Neues Kabinett. In Paris hat der Reigen um die wichtigsten Regierungsämter begonnen. Aus der Nominierung des Premiers und der wichtigsten Minister lassen sich der Kurs und das Tempo ablesen.
Paris. Noch am Tag seines Amtsantritts, dem 15. Mai, wird der gewählte Präsident François Hollande den Premierminister ernennen und ihn mit der Bildung einer Regierung beauftragen. An Bewerbern mangelt es nicht. Da jedoch die Linke seit 2002 das Land nicht mehr regiert hat, sind die Kandidaten mit Ministererfahrung meist schon ältere Semester. Hollande aber hat eine Verjüngung und eine Feminisierung versprochen: Das Ministerkabinett soll zur Hälfte aus Frauen bestehen. Selbstverständlich weiß der neue Präsident seit Langem, wer sein Premierminister sein wird. Doch der Name bleibt bis zur Amtsübergabe ein Staatsgeheimnis. Hinsichtlich seiner Auswahlkriterien hat er bereits verraten, es müsse ein Sozialist sein und jemand, der ihn selber und die Parlamentarier, mit denen er zusammenarbeiten müsse, sehr gut kennt. Die Talentsuche kann nun zu einem amüsanten Gesellschaftsspiel werden.
Zwei Namen von Favoriten für den Posten des Regierungschefs zirkulieren aber: Martine Aubry ist als sozialistische Parteichefin fast natürliche Anwärterin. Die Tochter des früheren EU-Kommissionspräsidenten Jacques Delors ist auch Bürgermeisterin der nördlichen Großstadt Lille. Sie ist den Franzosen durch die Einführung der 35-Stunden-Woche bekannt; und aus demselben Grund längst nicht allen im positiven Sinne. Dafür bringt sie eine lange Erfahrung als mehrfache Ministerin unter Lionel Jospin – Hollandes politischem Mentor – mit.
Weit weniger bekannt ist der zweite Anwärter, Jean-Marc Ayrault, der Bürgermeister von Nantes im Westen Frankreichs. Als bisheriger Fraktionsvorsitzender der Sozialisten in der Nationalversammlung kennt er den Parlamentsbetrieb und die Abgeordneten aller Parteien bestens.
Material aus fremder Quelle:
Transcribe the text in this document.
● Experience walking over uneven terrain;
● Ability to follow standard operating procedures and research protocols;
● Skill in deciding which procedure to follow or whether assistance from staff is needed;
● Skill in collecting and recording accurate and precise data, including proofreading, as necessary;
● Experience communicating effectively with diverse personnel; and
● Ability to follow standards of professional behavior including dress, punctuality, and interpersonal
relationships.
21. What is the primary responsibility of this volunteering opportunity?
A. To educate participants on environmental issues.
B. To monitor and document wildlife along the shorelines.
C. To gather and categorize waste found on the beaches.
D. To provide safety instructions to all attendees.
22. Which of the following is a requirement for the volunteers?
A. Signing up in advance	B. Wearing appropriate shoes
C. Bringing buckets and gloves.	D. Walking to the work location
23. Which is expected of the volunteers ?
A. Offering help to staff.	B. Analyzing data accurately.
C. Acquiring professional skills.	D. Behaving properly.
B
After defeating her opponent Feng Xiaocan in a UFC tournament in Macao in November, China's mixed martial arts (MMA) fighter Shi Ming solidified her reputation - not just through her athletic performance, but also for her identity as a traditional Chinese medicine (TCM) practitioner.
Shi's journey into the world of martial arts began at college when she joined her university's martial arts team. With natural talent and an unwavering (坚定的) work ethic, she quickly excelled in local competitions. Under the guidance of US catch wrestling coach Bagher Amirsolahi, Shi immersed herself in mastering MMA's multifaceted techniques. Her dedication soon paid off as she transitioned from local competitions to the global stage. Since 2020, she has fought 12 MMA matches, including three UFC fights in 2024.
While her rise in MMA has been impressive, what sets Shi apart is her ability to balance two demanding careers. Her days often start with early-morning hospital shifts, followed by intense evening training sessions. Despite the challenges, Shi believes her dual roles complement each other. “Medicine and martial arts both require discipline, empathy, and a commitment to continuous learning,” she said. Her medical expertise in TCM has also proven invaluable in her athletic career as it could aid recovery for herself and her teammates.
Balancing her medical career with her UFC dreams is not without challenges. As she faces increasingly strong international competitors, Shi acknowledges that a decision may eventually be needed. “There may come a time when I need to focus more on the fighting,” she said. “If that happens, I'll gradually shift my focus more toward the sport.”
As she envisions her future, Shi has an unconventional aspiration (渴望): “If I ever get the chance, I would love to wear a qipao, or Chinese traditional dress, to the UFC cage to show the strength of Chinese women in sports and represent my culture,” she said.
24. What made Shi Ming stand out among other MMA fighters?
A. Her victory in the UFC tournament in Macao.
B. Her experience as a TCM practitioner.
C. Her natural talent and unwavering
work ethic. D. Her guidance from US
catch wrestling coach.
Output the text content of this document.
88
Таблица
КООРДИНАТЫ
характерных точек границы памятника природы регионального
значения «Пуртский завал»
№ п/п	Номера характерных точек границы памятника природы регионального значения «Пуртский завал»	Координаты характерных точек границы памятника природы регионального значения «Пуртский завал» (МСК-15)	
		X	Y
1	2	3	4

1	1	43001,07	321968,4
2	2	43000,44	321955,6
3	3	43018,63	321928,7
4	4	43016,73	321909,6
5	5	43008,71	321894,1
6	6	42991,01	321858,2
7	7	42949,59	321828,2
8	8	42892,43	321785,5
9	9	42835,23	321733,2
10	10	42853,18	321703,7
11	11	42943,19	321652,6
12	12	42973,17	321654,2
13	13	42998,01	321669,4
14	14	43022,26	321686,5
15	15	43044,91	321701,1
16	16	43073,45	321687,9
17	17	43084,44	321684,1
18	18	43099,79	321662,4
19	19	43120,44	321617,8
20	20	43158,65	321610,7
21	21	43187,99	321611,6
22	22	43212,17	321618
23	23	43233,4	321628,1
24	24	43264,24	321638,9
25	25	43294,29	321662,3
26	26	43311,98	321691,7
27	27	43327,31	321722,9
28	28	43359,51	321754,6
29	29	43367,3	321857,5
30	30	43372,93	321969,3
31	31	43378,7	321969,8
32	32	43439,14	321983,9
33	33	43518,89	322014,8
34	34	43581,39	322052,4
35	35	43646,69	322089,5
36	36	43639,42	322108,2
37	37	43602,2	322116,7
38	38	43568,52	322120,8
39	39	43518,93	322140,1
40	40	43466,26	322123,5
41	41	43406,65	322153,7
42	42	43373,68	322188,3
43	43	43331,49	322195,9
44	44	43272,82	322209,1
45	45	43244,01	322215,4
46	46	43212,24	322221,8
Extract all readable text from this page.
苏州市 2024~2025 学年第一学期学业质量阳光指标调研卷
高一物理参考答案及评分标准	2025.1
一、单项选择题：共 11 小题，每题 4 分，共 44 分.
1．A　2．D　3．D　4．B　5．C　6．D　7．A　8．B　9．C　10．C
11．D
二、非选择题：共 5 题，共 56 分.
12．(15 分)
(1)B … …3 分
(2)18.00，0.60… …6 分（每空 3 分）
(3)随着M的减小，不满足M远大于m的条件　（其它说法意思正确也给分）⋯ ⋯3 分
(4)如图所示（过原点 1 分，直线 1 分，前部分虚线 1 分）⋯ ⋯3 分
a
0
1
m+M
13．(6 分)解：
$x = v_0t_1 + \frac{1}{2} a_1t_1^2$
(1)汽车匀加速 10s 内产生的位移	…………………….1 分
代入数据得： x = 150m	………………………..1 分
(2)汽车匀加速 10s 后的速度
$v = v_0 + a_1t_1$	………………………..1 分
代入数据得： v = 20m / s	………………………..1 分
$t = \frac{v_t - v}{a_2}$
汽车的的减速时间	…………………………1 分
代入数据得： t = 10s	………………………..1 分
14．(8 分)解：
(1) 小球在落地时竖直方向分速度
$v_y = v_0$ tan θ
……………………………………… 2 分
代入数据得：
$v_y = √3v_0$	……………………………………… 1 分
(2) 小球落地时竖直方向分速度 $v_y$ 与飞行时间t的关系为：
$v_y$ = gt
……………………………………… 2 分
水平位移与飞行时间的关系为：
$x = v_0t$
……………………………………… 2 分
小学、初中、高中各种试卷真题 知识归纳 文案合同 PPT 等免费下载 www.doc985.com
Wie Hollande, mit dem er befreundet ist, hat er das Image eines Provinzpolitikers, das zurzeit im Lande sehr beliebt zu sein scheint.
Kampagnen-Manager werden Minister
Bei den wichtigen Ministerposten ist davon auszugehen, dass Hollandes politische Leibgarde während der Kampagne nicht leer ausgehen wird. So dürfte Kommunikationschef Manuel Valls neuer Innenminister werden. Viele sähen ihn sogar an der Spitze, doch mit 49 Jahren ist er wahrscheinlich zu jung. Zwei Kampagnen-Direktoren sind als mögliche Außenminister im Gespräch: der frühere Europaminister Pierre Moscovici sowie ein ehemaliger Premierminister unter François Mitterrand, Laurent Fabius. So gut wie sicher ist, dass Hollandes langjähriger Freund und Mitstreiter Michel Sapin das Wirtschafts- und Finanzministerium erben wird. Hollandes Exrivale aus den Vorwahlen, Arnaud Montebourg, würde nur zu gern Justizminister werden. Im Wahlkampfteam waren aber auch mehrere weibliche Talente aus den Reihen der Sozialisten aufgefallen: Aurélie Filipetti, Marisol Touraine, Delphine Batho und Nadjat Vallaud-Belkacem können alle auf Regierungsämter hoffen.
Natürlich darf bei der Postenverteilung auch Hollandes Expartnerin, die ehemalige Präsidentschaftskandidatin Ségolène Royal, nicht leer ausgehen. Sie hat es auf den Vorsitz der Nationalversammlung abgesehen. Dazu aber müsste die Linke erst die Wahlen der Abgeordnetenkammer am 10. und 17. Juni gewinnen.
Bleibt noch die Frage, wer eventuell von den Grünen Einzug in die Regierung hält: Eva Joly, Parteichefin Cécile Duflot oder der Apparatschik Jean-Vincent Placé? Jean-Luc Mélenchon von der Linksfront hat bereits eine Beteiligung abgelehnt.